Ребята очень благодарят омоновцев: если бы не они, толпа бы наверное их линчевала. Саша даже ездил к омоновцам в часть — от имени всех лично сказать «спасибо». «Дружба у нас только крепче стала, - говорит Гагик, посверкивая заплывшими от синяков глазами, - Хотя она и до этого была очень крепкая. Мы обменялись там кровью, успели, да, Саш? Теперь как кровные братья стали, близкие очень».
Мама Гагика Карина уже на выходе говорит нам:
- Помните, как в «Мимино» лезгинку танцевали: сначала грузин, потом наш Фрунзик, за ним — русская женщина, а за ними весь ресторан. Почему сейчас говорят, что танцевать лезгинку — это плохо?
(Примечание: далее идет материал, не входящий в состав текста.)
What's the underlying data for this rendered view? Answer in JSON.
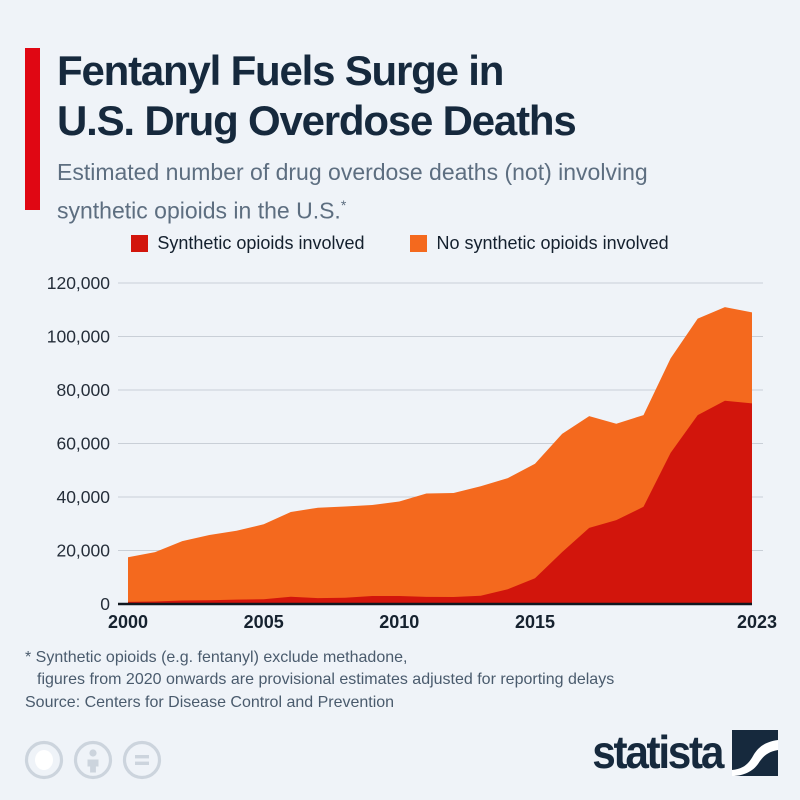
{
  "header": {
    "title_line1": "Fentanyl Fuels Surge in",
    "title_line2": "U.S. Drug Overdose Deaths",
    "subtitle_line1": "Estimated number of drug overdose deaths (not) involving",
    "subtitle_line2": "synthetic opioids in the U.S.",
    "footnote_marker": "*"
  },
  "chart_data": {
    "type": "area",
    "stacked": true,
    "title": "Estimated number of drug overdose deaths (not) involving synthetic opioids in the U.S.",
    "x": [
      2000,
      2001,
      2002,
      2003,
      2004,
      2005,
      2006,
      2007,
      2008,
      2009,
      2010,
      2011,
      2012,
      2013,
      2014,
      2015,
      2016,
      2017,
      2018,
      2019,
      2020,
      2021,
      2022,
      2023
    ],
    "series": [
      {
        "name": "Synthetic opioids involved",
        "color": "#d2150c",
        "values": [
          800,
          950,
          1300,
          1400,
          1650,
          1750,
          2700,
          2200,
          2300,
          3000,
          3000,
          2650,
          2600,
          3100,
          5550,
          9600,
          19400,
          28450,
          31350,
          36350,
          56500,
          70600,
          76000,
          75000
        ]
      },
      {
        "name": "No synthetic opioids involved",
        "color": "#f4691e",
        "values": [
          16700,
          18450,
          22200,
          24400,
          25750,
          28050,
          31700,
          33800,
          34150,
          34000,
          35300,
          38650,
          38900,
          40900,
          41500,
          42800,
          44200,
          41800,
          36050,
          34250,
          35300,
          36100,
          35000,
          34000
        ]
      }
    ],
    "totals": [
      17500,
      19400,
      23500,
      25800,
      27400,
      29800,
      34400,
      36000,
      36450,
      37000,
      38300,
      41300,
      41500,
      44000,
      47050,
      52400,
      63600,
      70250,
      67400,
      70600,
      91800,
      106700,
      111000,
      109000
    ],
    "ylim": [
      0,
      120000
    ],
    "yticks": [
      {
        "value": 0,
        "label": "0"
      },
      {
        "value": 20000,
        "label": "20,000"
      },
      {
        "value": 40000,
        "label": "40,000"
      },
      {
        "value": 60000,
        "label": "60,000"
      },
      {
        "value": 80000,
        "label": "80,000"
      },
      {
        "value": 100000,
        "label": "100,000"
      },
      {
        "value": 120000,
        "label": "120,000"
      }
    ],
    "xticks": [
      {
        "year": 2000,
        "label": "2000"
      },
      {
        "year": 2005,
        "label": "2005"
      },
      {
        "year": 2010,
        "label": "2010"
      },
      {
        "year": 2015,
        "label": "2015"
      },
      {
        "year": 2023,
        "label": "2023"
      }
    ],
    "grid": "horizontal",
    "legend_position": "top"
  },
  "footer": {
    "footnote_line1": "* Synthetic opioids (e.g. fentanyl) exclude methadone,",
    "footnote_line2": "figures from 2020 onwards are provisional estimates adjusted for reporting delays",
    "source": "Source: Centers for Disease Control and Prevention",
    "brand": "statista"
  },
  "colors": {
    "background": "#eff3f8",
    "accent_bar": "#e00713",
    "title": "#16293d",
    "subtitle": "#5d6e80",
    "synthetic_red": "#d2150c",
    "no_synthetic_orange": "#f4691e",
    "gridline": "#c9cfd7",
    "axis": "#10171f",
    "license_icon_gray": "#ccd4dd"
  }
}
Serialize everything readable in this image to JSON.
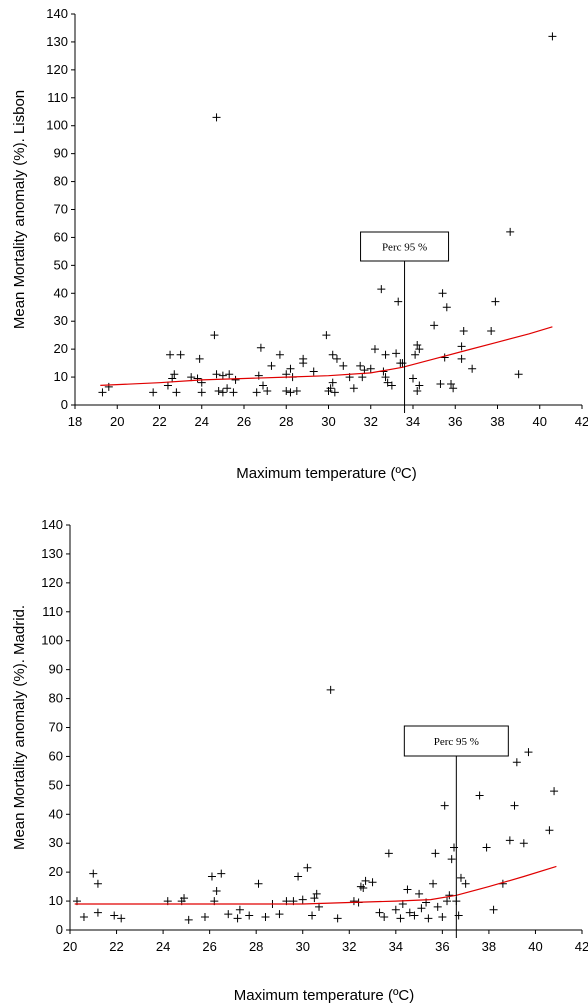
{
  "chart_data": [
    {
      "type": "scatter",
      "xlabel": "Maximum temperature (ºC)",
      "ylabel": "Mean Mortality anomaly (%). Lisbon",
      "xlim": [
        18,
        42
      ],
      "ylim": [
        0,
        140
      ],
      "x_ticks": [
        "18",
        "20",
        "22",
        "24",
        "26",
        "28",
        "30",
        "32",
        "34",
        "36",
        "38",
        "40",
        "42"
      ],
      "y_ticks": [
        "0",
        "10",
        "20",
        "30",
        "40",
        "50",
        "60",
        "70",
        "80",
        "90",
        "100",
        "110",
        "120",
        "130",
        "140"
      ],
      "grid": false,
      "annotation": {
        "label": "Perc 95 %",
        "x": 33.6
      },
      "colors": {
        "points": "#000000",
        "trend": "#e00000"
      },
      "points": [
        [
          19.3,
          4.5
        ],
        [
          19.6,
          6.5
        ],
        [
          21.7,
          4.5
        ],
        [
          22.4,
          7
        ],
        [
          22.5,
          18
        ],
        [
          22.6,
          9.5
        ],
        [
          22.7,
          11
        ],
        [
          22.8,
          4.5
        ],
        [
          23,
          18
        ],
        [
          23.5,
          10
        ],
        [
          23.8,
          9.5
        ],
        [
          23.9,
          16.5
        ],
        [
          24,
          4.5
        ],
        [
          24,
          8
        ],
        [
          24.6,
          25
        ],
        [
          24.7,
          103
        ],
        [
          24.7,
          11
        ],
        [
          24.8,
          5
        ],
        [
          25,
          10.5
        ],
        [
          25,
          4.5
        ],
        [
          25.2,
          6
        ],
        [
          25.3,
          11
        ],
        [
          25.5,
          4.5
        ],
        [
          25.6,
          9
        ],
        [
          26.6,
          4.5
        ],
        [
          26.7,
          10.5
        ],
        [
          26.8,
          20.5
        ],
        [
          26.9,
          7
        ],
        [
          27.1,
          5
        ],
        [
          27.3,
          14
        ],
        [
          27.7,
          18
        ],
        [
          28,
          11
        ],
        [
          28,
          5
        ],
        [
          28.2,
          4.5
        ],
        [
          28.2,
          13
        ],
        [
          28.3,
          10
        ],
        [
          28.5,
          5
        ],
        [
          28.8,
          15
        ],
        [
          28.8,
          16.5
        ],
        [
          29.3,
          12
        ],
        [
          29.9,
          25
        ],
        [
          30,
          5
        ],
        [
          30.1,
          6
        ],
        [
          30.2,
          8
        ],
        [
          30.2,
          18
        ],
        [
          30.3,
          4.5
        ],
        [
          30.4,
          16.5
        ],
        [
          30.7,
          14
        ],
        [
          31,
          10
        ],
        [
          31.2,
          6
        ],
        [
          31.5,
          14
        ],
        [
          31.6,
          10
        ],
        [
          31.7,
          12.5
        ],
        [
          32,
          13
        ],
        [
          32.2,
          20
        ],
        [
          32.5,
          41.5
        ],
        [
          32.6,
          12
        ],
        [
          32.7,
          18
        ],
        [
          32.7,
          10
        ],
        [
          32.8,
          8
        ],
        [
          33,
          7
        ],
        [
          33.2,
          18.5
        ],
        [
          33.3,
          37
        ],
        [
          33.4,
          15
        ],
        [
          33.5,
          15
        ],
        [
          34,
          9.5
        ],
        [
          34.1,
          18
        ],
        [
          34.2,
          5
        ],
        [
          34.2,
          21.5
        ],
        [
          34.3,
          20
        ],
        [
          34.3,
          7
        ],
        [
          35,
          28.5
        ],
        [
          35.3,
          7.5
        ],
        [
          35.4,
          40
        ],
        [
          35.5,
          17
        ],
        [
          35.6,
          35
        ],
        [
          35.8,
          7.5
        ],
        [
          35.9,
          6
        ],
        [
          36.3,
          21
        ],
        [
          36.3,
          16.5
        ],
        [
          36.4,
          26.5
        ],
        [
          36.8,
          13
        ],
        [
          37.7,
          26.5
        ],
        [
          37.9,
          37
        ],
        [
          38.6,
          62
        ],
        [
          39,
          11
        ],
        [
          40.6,
          132
        ]
      ],
      "trend": [
        [
          19.2,
          7
        ],
        [
          22,
          8
        ],
        [
          24,
          9
        ],
        [
          26,
          9.5
        ],
        [
          28,
          10
        ],
        [
          30,
          10.5
        ],
        [
          32,
          11.5
        ],
        [
          33.5,
          13.5
        ],
        [
          35,
          16.5
        ],
        [
          36.5,
          19.5
        ],
        [
          38,
          22.5
        ],
        [
          39.5,
          25.5
        ],
        [
          40.6,
          28
        ]
      ]
    },
    {
      "type": "scatter",
      "xlabel": "Maximum temperature (ºC)",
      "ylabel": "Mean Mortality anomaly (%). Madrid.",
      "xlim": [
        20,
        42
      ],
      "ylim": [
        0,
        140
      ],
      "x_ticks": [
        "20",
        "22",
        "24",
        "26",
        "28",
        "30",
        "32",
        "34",
        "36",
        "38",
        "40",
        "42"
      ],
      "y_ticks": [
        "0",
        "10",
        "20",
        "30",
        "40",
        "50",
        "60",
        "70",
        "80",
        "90",
        "100",
        "110",
        "120",
        "130",
        "140"
      ],
      "grid": false,
      "annotation": {
        "label": "Perc 95 %",
        "x": 36.6
      },
      "colors": {
        "points": "#000000",
        "trend": "#e00000"
      },
      "points": [
        [
          20.3,
          10
        ],
        [
          20.6,
          4.5
        ],
        [
          21,
          19.5
        ],
        [
          21.2,
          16
        ],
        [
          21.2,
          6
        ],
        [
          21.9,
          5
        ],
        [
          22.2,
          4
        ],
        [
          24.2,
          10
        ],
        [
          24.8,
          10
        ],
        [
          24.9,
          11
        ],
        [
          25.1,
          3.5
        ],
        [
          25.8,
          4.5
        ],
        [
          26.1,
          18.5
        ],
        [
          26.3,
          13.5
        ],
        [
          26.5,
          19.5
        ],
        [
          26.2,
          10
        ],
        [
          26.8,
          5.5
        ],
        [
          27.2,
          4
        ],
        [
          27.3,
          7
        ],
        [
          27.7,
          5
        ],
        [
          28.1,
          16
        ],
        [
          28.4,
          4.5
        ],
        [
          28.7,
          9
        ],
        [
          29,
          5.5
        ],
        [
          29.3,
          10
        ],
        [
          29.6,
          10
        ],
        [
          29.8,
          18.5
        ],
        [
          30,
          10.5
        ],
        [
          30.2,
          21.5
        ],
        [
          30.4,
          5
        ],
        [
          30.5,
          11
        ],
        [
          30.6,
          12.5
        ],
        [
          30.7,
          8
        ],
        [
          31.2,
          83
        ],
        [
          31.5,
          4
        ],
        [
          32.2,
          10
        ],
        [
          32.4,
          9.5
        ],
        [
          32.5,
          15
        ],
        [
          32.6,
          14.5
        ],
        [
          32.7,
          17
        ],
        [
          33,
          16.5
        ],
        [
          33.3,
          6
        ],
        [
          33.5,
          4.5
        ],
        [
          33.7,
          26.5
        ],
        [
          34,
          7
        ],
        [
          34.2,
          4
        ],
        [
          34.3,
          9
        ],
        [
          34.5,
          14
        ],
        [
          34.6,
          6
        ],
        [
          34.8,
          5
        ],
        [
          35,
          12.5
        ],
        [
          35.1,
          7.5
        ],
        [
          35.3,
          9.5
        ],
        [
          35.4,
          4
        ],
        [
          35.6,
          16
        ],
        [
          35.7,
          26.5
        ],
        [
          35.8,
          8
        ],
        [
          36,
          4.5
        ],
        [
          36.1,
          43
        ],
        [
          36.2,
          10
        ],
        [
          36.3,
          12
        ],
        [
          36.4,
          24.5
        ],
        [
          36.5,
          28.5
        ],
        [
          36.6,
          10
        ],
        [
          36.7,
          5
        ],
        [
          36.8,
          18
        ],
        [
          37,
          16
        ],
        [
          37.6,
          46.5
        ],
        [
          37.9,
          28.5
        ],
        [
          38.2,
          7
        ],
        [
          38.6,
          16
        ],
        [
          38.9,
          31
        ],
        [
          39.1,
          43
        ],
        [
          39.2,
          58
        ],
        [
          39.5,
          30
        ],
        [
          39.7,
          61.5
        ],
        [
          40.6,
          34.5
        ],
        [
          40.8,
          48
        ]
      ],
      "trend": [
        [
          20.2,
          9
        ],
        [
          22,
          9
        ],
        [
          24,
          9
        ],
        [
          26,
          9
        ],
        [
          28,
          9
        ],
        [
          30,
          9
        ],
        [
          32,
          9.5
        ],
        [
          34,
          10
        ],
        [
          35.5,
          10.5
        ],
        [
          36.6,
          12
        ],
        [
          38,
          15
        ],
        [
          39.5,
          18.5
        ],
        [
          40.9,
          22
        ]
      ]
    }
  ]
}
Я тоже все это время почему-то вспоминал «Мимино». Жаль, что сейчас нет нового Данелии — хороший фильм мог бы получиться. О проверенной в бою дружбе двух русских, двух армян, азербайджанца и грузина. В отравленном ненавистью информационном пространстве такая дружба выглядит чуть ли не героизмом, хотя ничего героического в ней вообще-то нет. Это — норма. За то время, что мы провели у Гагика, возле его кровати постоянно сменяли друг друга стайки друзей, одноклассников, соседей. В основном, титульной национальности. И я уверен, что вот эти люди и есть русский народ. Саша и Леша, не бросившие своих «нерусских» друзей. Шумная компания девчонок — подружек Гагика — завалившаяся в новогодних колпаках, чтобы развеселить избитого друга. Самбисты — товарищи Гагика по спорту — два славянских богатыря, сказавшие за весь вечер одну фразу: «Жаль, что нас с вами там не было». Родители одноклассников Гагика, обрывавшие телефон с предложениями о помощи. ОМОНовцы, честно выполнившие свой долг. Это и есть народ. А на Манежке в тот вечер собралось ущербное меньшинство, готовое обвинить в своих неудачах кого угодно, только не собственную лень и тупость. Они храбро шли стеной на шестерых несовершеннолетних подростков с зигой и «ягой» наперевес. Я почему-то особенно запомнил, как неистовствовал немолодой дядечка в сером пальто. Он изо всех сил пытался ткнуть школьникам в лицо своей правой рукой, зажав в левой целлофановый пакет из «Пятерочки». С пельменями и кефиром он, видимо, даже ради ультраправого дела расстаться был не готов. Вот кто настоящий позор нации. И называть «русским бунтом» это сборище злобных неудачников могут только законченные русофобы. В конце концов, мы действительно победили фашизм. И если надо победим еще раз. Я так думаю!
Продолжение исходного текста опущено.